Photo from this car sale ad
This morning, my husband called and asked if I would drive a cop car if he bought it. We have joked in the past that refurbished cop cars would make excellent family vehicles, in that they already have a fiberglass window separating the front seat from the back. Thinking that he was joking, I said sure.
He then emailed me the sale ad. I scratched my head looking at it, since the 1992 Mercury Grand Marquis with a Ford grille swapout and recenly installed T-45 Cobra 5-speed manual transmission did not look like a cop car to me. It also was not awesome in any of the ways I normally define the word. I called J back.
"Isn't it great? Want to drive to Chicago this weekend?" he asked.
"That's not a cop car," I said. "It doesn't look anything like a Crown Victoria."
"It's an undercover police car," he said. "It's like the one the Blues Brothers drove. Want to buy it?"
"No," I said. "Although we could drive it while wearing black fedoras, ties, and sunglasses. Through a mall."

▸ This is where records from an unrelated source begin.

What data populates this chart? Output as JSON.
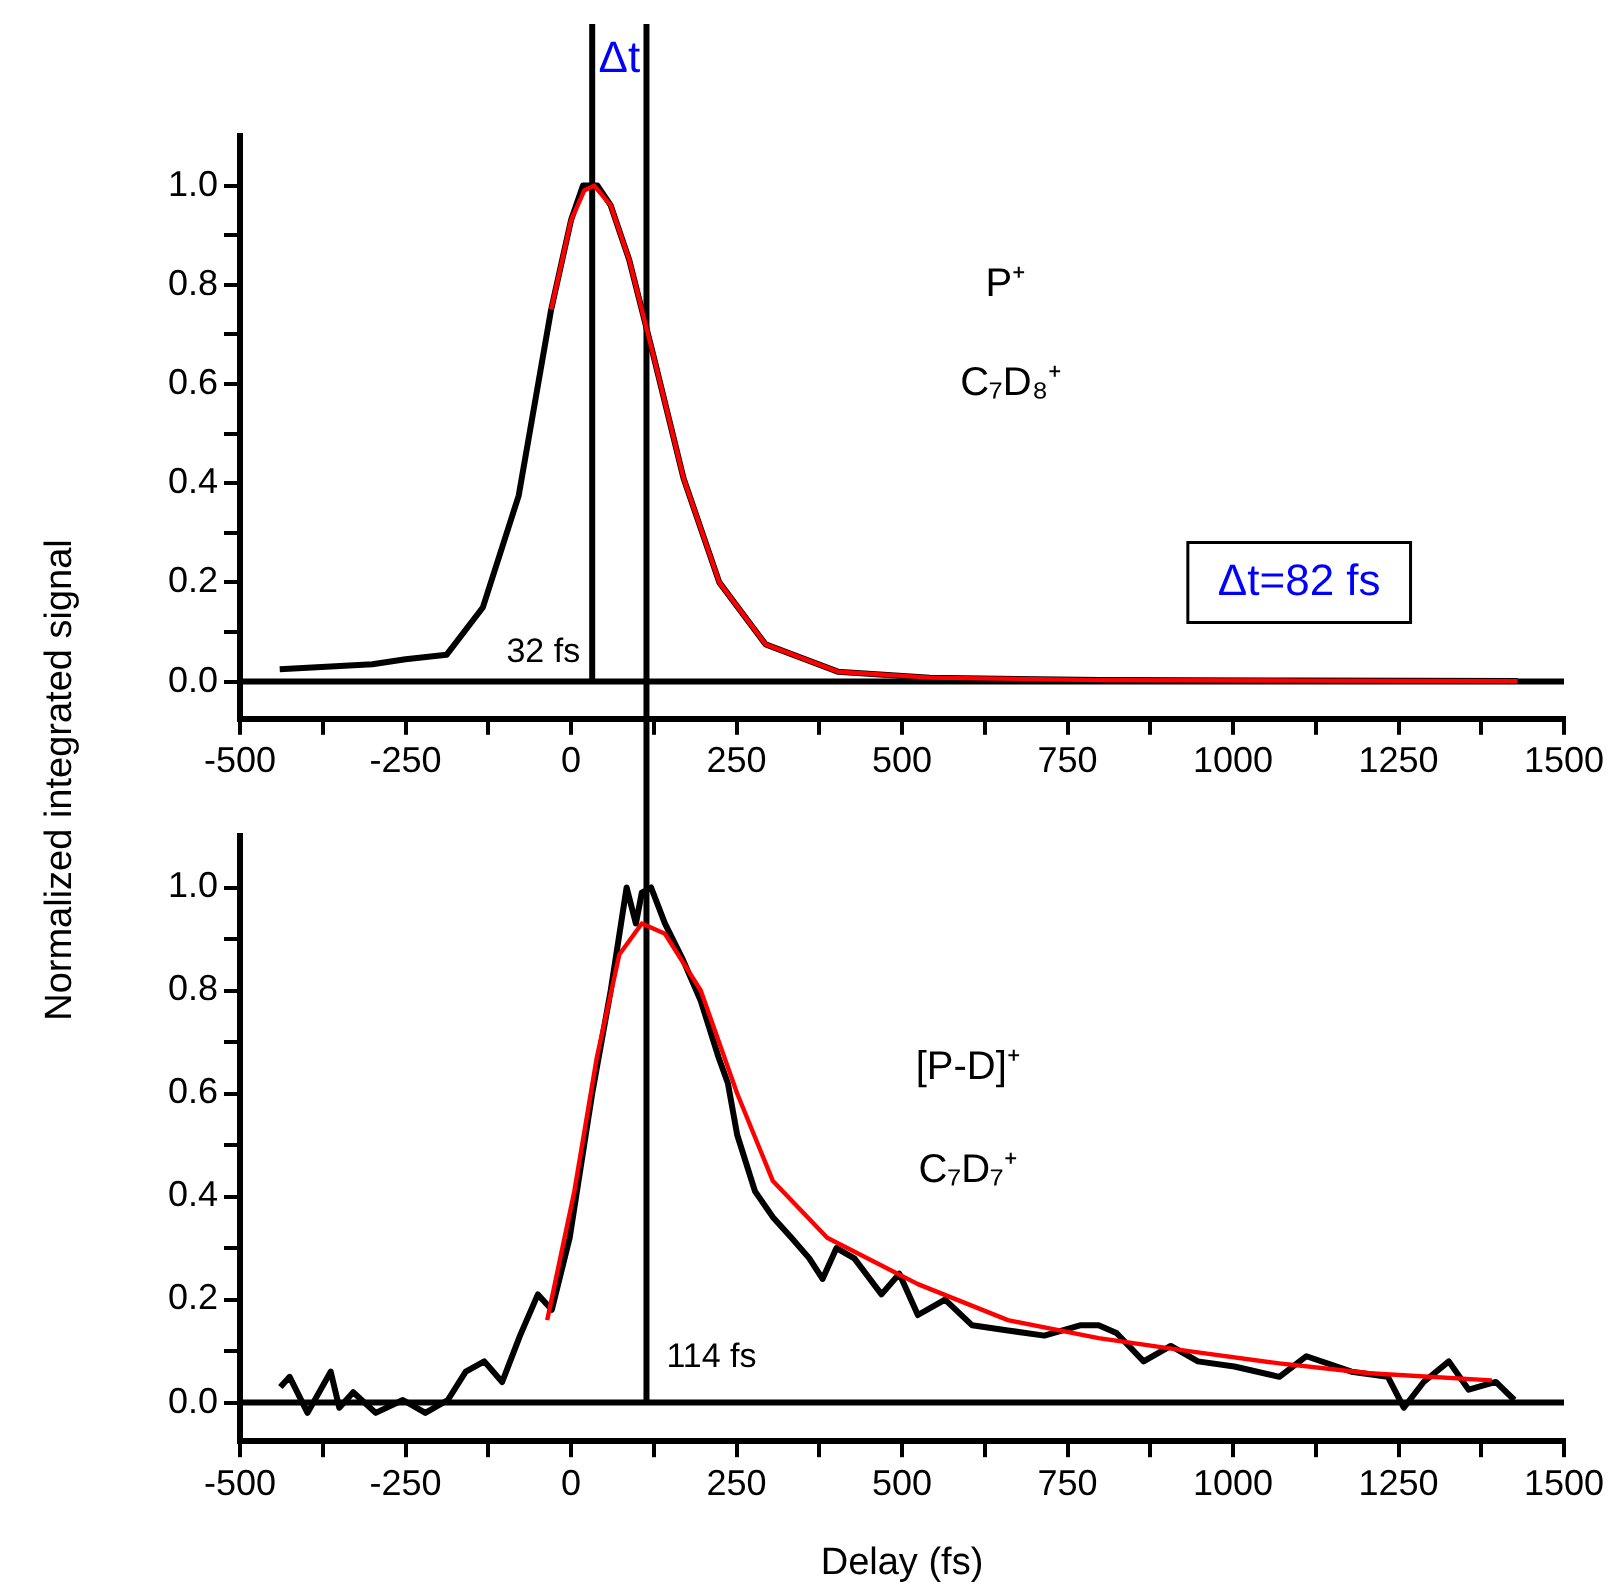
{
  "chart_data": [
    {
      "type": "line",
      "ylabel": "Normalized integrated signal",
      "xlim": [
        -500,
        1500
      ],
      "ylim": [
        -0.075,
        1.1
      ],
      "xticks": [
        -500,
        {
          "value": -375,
          "label": null
        },
        -250,
        {
          "value": -125,
          "label": null
        },
        0,
        {
          "value": 125,
          "label": null
        },
        250,
        {
          "value": 375,
          "label": null
        },
        500,
        {
          "value": 625,
          "label": null
        },
        750,
        {
          "value": 875,
          "label": null
        },
        1000,
        {
          "value": 1125,
          "label": null
        },
        1250,
        {
          "value": 1375,
          "label": null
        },
        1500
      ],
      "yticks": [
        {
          "value": 0,
          "label": "0.0"
        },
        {
          "value": 0.1,
          "label": null
        },
        {
          "value": 0.2,
          "label": "0.2"
        },
        {
          "value": 0.3,
          "label": null
        },
        {
          "value": 0.4,
          "label": "0.4"
        },
        {
          "value": 0.5,
          "label": null
        },
        {
          "value": 0.6,
          "label": "0.6"
        },
        {
          "value": 0.7,
          "label": null
        },
        {
          "value": 0.8,
          "label": "0.8"
        },
        {
          "value": 0.9,
          "label": null
        },
        {
          "value": 1,
          "label": "1.0"
        }
      ],
      "grid": false,
      "legend": false,
      "marker": "none",
      "line_style": "solid",
      "series": [
        {
          "color": "#000000",
          "x": [
            -440,
            -300,
            -250,
            -188,
            -133,
            -79,
            -30,
            0,
            18,
            40,
            60,
            88,
            124,
            170,
            224,
            294,
            403,
            542,
            800,
            1100,
            1430
          ],
          "values": [
            0.025,
            0.035,
            0.045,
            0.054,
            0.15,
            0.375,
            0.75,
            0.93,
            1.0,
            1.0,
            0.96,
            0.85,
            0.66,
            0.41,
            0.2,
            0.075,
            0.02,
            0.008,
            0.003,
            0.002,
            0.001
          ]
        },
        {
          "color": "#ff0000",
          "x": [
            -30,
            0,
            20,
            35,
            60,
            88,
            124,
            170,
            224,
            294,
            403,
            542,
            800,
            1100,
            1430
          ],
          "values": [
            0.75,
            0.93,
            0.99,
            1.0,
            0.96,
            0.85,
            0.66,
            0.41,
            0.2,
            0.075,
            0.02,
            0.008,
            0.003,
            0.002,
            0.001
          ]
        }
      ],
      "ref_lines": [
        {
          "axis": "y",
          "value": 0,
          "color": "#000000"
        },
        {
          "axis": "x",
          "value": 32,
          "label": "32 fs",
          "color": "#000000"
        },
        {
          "axis": "x",
          "value": 114,
          "color": "#000000"
        }
      ],
      "annotations": [
        "Δt",
        "P⁺",
        "C₇D₈⁺",
        "Δt=82 fs"
      ]
    },
    {
      "type": "line",
      "xlabel": "Delay (fs)",
      "xlim": [
        -500,
        1500
      ],
      "ylim": [
        -0.075,
        1.1
      ],
      "xticks": [
        -500,
        {
          "value": -375,
          "label": null
        },
        -250,
        {
          "value": -125,
          "label": null
        },
        0,
        {
          "value": 125,
          "label": null
        },
        250,
        {
          "value": 375,
          "label": null
        },
        500,
        {
          "value": 625,
          "label": null
        },
        750,
        {
          "value": 875,
          "label": null
        },
        1000,
        {
          "value": 1125,
          "label": null
        },
        1250,
        {
          "value": 1375,
          "label": null
        },
        1500
      ],
      "yticks": [
        {
          "value": 0,
          "label": "0.0"
        },
        {
          "value": 0.1,
          "label": null
        },
        {
          "value": 0.2,
          "label": "0.2"
        },
        {
          "value": 0.3,
          "label": null
        },
        {
          "value": 0.4,
          "label": "0.4"
        },
        {
          "value": 0.5,
          "label": null
        },
        {
          "value": 0.6,
          "label": "0.6"
        },
        {
          "value": 0.7,
          "label": null
        },
        {
          "value": 0.8,
          "label": "0.8"
        },
        {
          "value": 0.9,
          "label": null
        },
        {
          "value": 1,
          "label": "1.0"
        }
      ],
      "grid": false,
      "legend": false,
      "marker": "none",
      "line_style": "solid",
      "series": [
        {
          "color": "#000000",
          "x": [
            -439,
            -425,
            -398,
            -363,
            -350,
            -329,
            -295,
            -254,
            -220,
            -186,
            -159,
            -131,
            -104,
            -77,
            -50,
            -29,
            -2,
            32,
            60,
            84,
            98,
            107,
            121,
            142,
            169,
            196,
            223,
            237,
            251,
            278,
            305,
            333,
            360,
            380,
            401,
            428,
            469,
            496,
            524,
            565,
            606,
            660,
            715,
            769,
            797,
            824,
            865,
            906,
            947,
            1002,
            1070,
            1111,
            1179,
            1234,
            1258,
            1288,
            1326,
            1356,
            1397,
            1425
          ],
          "values": [
            0.03,
            0.05,
            -0.02,
            0.06,
            -0.01,
            0.02,
            -0.02,
            0.005,
            -0.02,
            0.005,
            0.06,
            0.08,
            0.04,
            0.13,
            0.21,
            0.18,
            0.32,
            0.6,
            0.8,
            1.0,
            0.93,
            0.99,
            1.0,
            0.93,
            0.86,
            0.78,
            0.67,
            0.62,
            0.52,
            0.41,
            0.36,
            0.32,
            0.28,
            0.24,
            0.3,
            0.28,
            0.21,
            0.25,
            0.17,
            0.2,
            0.15,
            0.14,
            0.13,
            0.15,
            0.15,
            0.135,
            0.08,
            0.11,
            0.08,
            0.07,
            0.05,
            0.09,
            0.06,
            0.05,
            -0.01,
            0.04,
            0.08,
            0.025,
            0.04,
            0.005
          ]
        },
        {
          "color": "#ff0000",
          "x": [
            -36,
            5,
            39,
            73,
            107,
            142,
            196,
            251,
            305,
            387,
            524,
            660,
            797,
            933,
            1070,
            1206,
            1391
          ],
          "values": [
            0.16,
            0.41,
            0.67,
            0.87,
            0.93,
            0.91,
            0.8,
            0.6,
            0.43,
            0.32,
            0.23,
            0.16,
            0.125,
            0.1,
            0.076,
            0.057,
            0.043
          ]
        }
      ],
      "ref_lines": [
        {
          "axis": "y",
          "value": 0,
          "color": "#000000"
        },
        {
          "axis": "x",
          "value": 114,
          "label": "114 fs",
          "color": "#000000"
        }
      ],
      "annotations": [
        "[P-D]⁺",
        "C₇D₇⁺"
      ]
    }
  ]
}
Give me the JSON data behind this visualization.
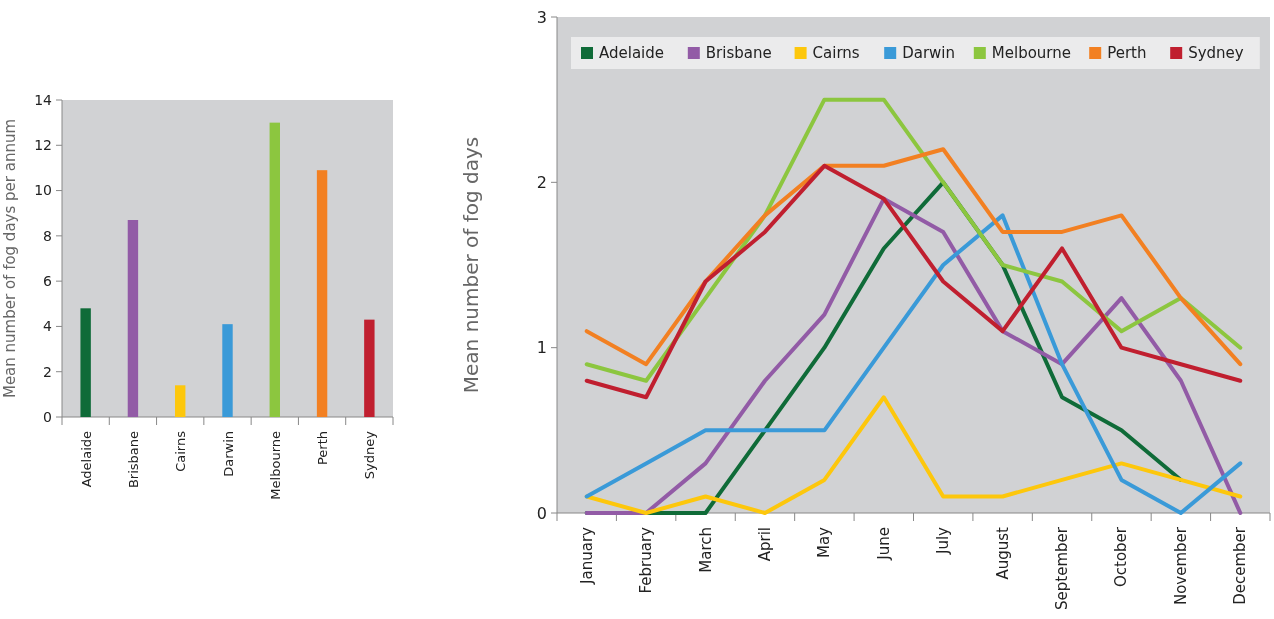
{
  "chart_data": [
    {
      "type": "bar",
      "ylabel": "Mean number of fog days per annum",
      "categories": [
        "Adelaide",
        "Brisbane",
        "Cairns",
        "Darwin",
        "Melbourne",
        "Perth",
        "Sydney"
      ],
      "values": [
        4.8,
        8.7,
        1.4,
        4.1,
        13,
        10.9,
        4.3
      ],
      "colors": [
        "#0f6b38",
        "#925ba6",
        "#fdc70c",
        "#3a9ad8",
        "#8cc63f",
        "#f28022",
        "#c01f2f"
      ],
      "ylim": [
        0,
        14
      ],
      "yticks": [
        0,
        2,
        4,
        6,
        8,
        10,
        12,
        14
      ]
    },
    {
      "type": "line",
      "ylabel": "Mean number of fog days",
      "categories": [
        "January",
        "February",
        "March",
        "April",
        "May",
        "June",
        "July",
        "August",
        "September",
        "October",
        "November",
        "December"
      ],
      "ylim": [
        0,
        3
      ],
      "yticks": [
        0,
        1,
        2,
        3
      ],
      "legend": "top",
      "series": [
        {
          "name": "Adelaide",
          "color": "#0f6b38",
          "values": [
            0,
            0,
            0,
            0.5,
            1.0,
            1.6,
            2.0,
            1.5,
            0.7,
            0.5,
            0.2,
            null
          ]
        },
        {
          "name": "Brisbane",
          "color": "#925ba6",
          "values": [
            0,
            0,
            0.3,
            0.8,
            1.2,
            1.9,
            1.7,
            1.1,
            0.9,
            1.3,
            0.8,
            0
          ]
        },
        {
          "name": "Cairns",
          "color": "#fdc70c",
          "values": [
            0.1,
            0,
            0.1,
            0,
            0.2,
            0.7,
            0.1,
            0.1,
            0.2,
            0.3,
            0.2,
            0.1
          ]
        },
        {
          "name": "Darwin",
          "color": "#3a9ad8",
          "values": [
            0.1,
            0.3,
            0.5,
            0.5,
            0.5,
            1.0,
            1.5,
            1.8,
            0.9,
            0.2,
            0,
            0.3
          ]
        },
        {
          "name": "Melbourne",
          "color": "#8cc63f",
          "values": [
            0.9,
            0.8,
            1.3,
            1.8,
            2.5,
            2.5,
            2.0,
            1.5,
            1.4,
            1.1,
            1.3,
            1.0
          ]
        },
        {
          "name": "Perth",
          "color": "#f28022",
          "values": [
            1.1,
            0.9,
            1.4,
            1.8,
            2.1,
            2.1,
            2.2,
            1.7,
            1.7,
            1.8,
            1.3,
            0.9
          ]
        },
        {
          "name": "Sydney",
          "color": "#c01f2f",
          "values": [
            0.8,
            0.7,
            1.4,
            1.7,
            2.1,
            1.9,
            1.4,
            1.1,
            1.6,
            1.0,
            0.9,
            0.8
          ]
        }
      ]
    }
  ]
}
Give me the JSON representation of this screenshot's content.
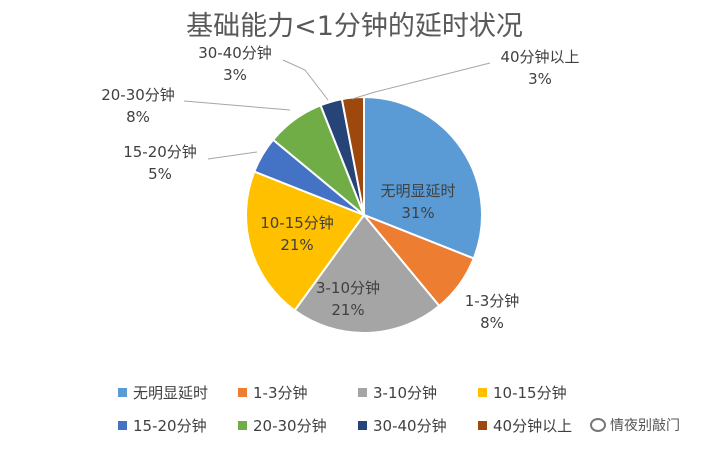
{
  "chart_data": {
    "type": "pie",
    "title": "基础能力<1分钟的延时状况",
    "slices": [
      {
        "label": "无明显延时",
        "value": 31,
        "display": "31%",
        "color": "#5b9bd5"
      },
      {
        "label": "1-3分钟",
        "value": 8,
        "display": "8%",
        "color": "#ed7d31"
      },
      {
        "label": "3-10分钟",
        "value": 21,
        "display": "21%",
        "color": "#a5a5a5"
      },
      {
        "label": "10-15分钟",
        "value": 21,
        "display": "21%",
        "color": "#ffc000"
      },
      {
        "label": "15-20分钟",
        "value": 5,
        "display": "5%",
        "color": "#4472c4"
      },
      {
        "label": "20-30分钟",
        "value": 8,
        "display": "8%",
        "color": "#70ad47"
      },
      {
        "label": "30-40分钟",
        "value": 3,
        "display": "3%",
        "color": "#264478"
      },
      {
        "label": "40分钟以上",
        "value": 3,
        "display": "3%",
        "color": "#9e480e"
      }
    ],
    "legend_position": "bottom"
  },
  "watermark": {
    "text": "情夜别敲门"
  }
}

"I knew you'd come around," J said. "So we'll replace your car with this one."
"Not going to happen."
I had thought J was joking about this, but I could hear his soul compress as it was crushed under the weight of my NO.
Later today, he sent me a link to the new They Might Be Giants video wherein that oh-so-ironic band makes a pink monster truck hearse out of cardboard and then crushes it. When I let him know that this, too, would not be my next car, this was his email response:
"Today you have said no to.
- The Bluesmobile
- A monster truck pink hearse
I just don't know you anymore."
These are the marital problems that the rabbi just doesn't prepare you for.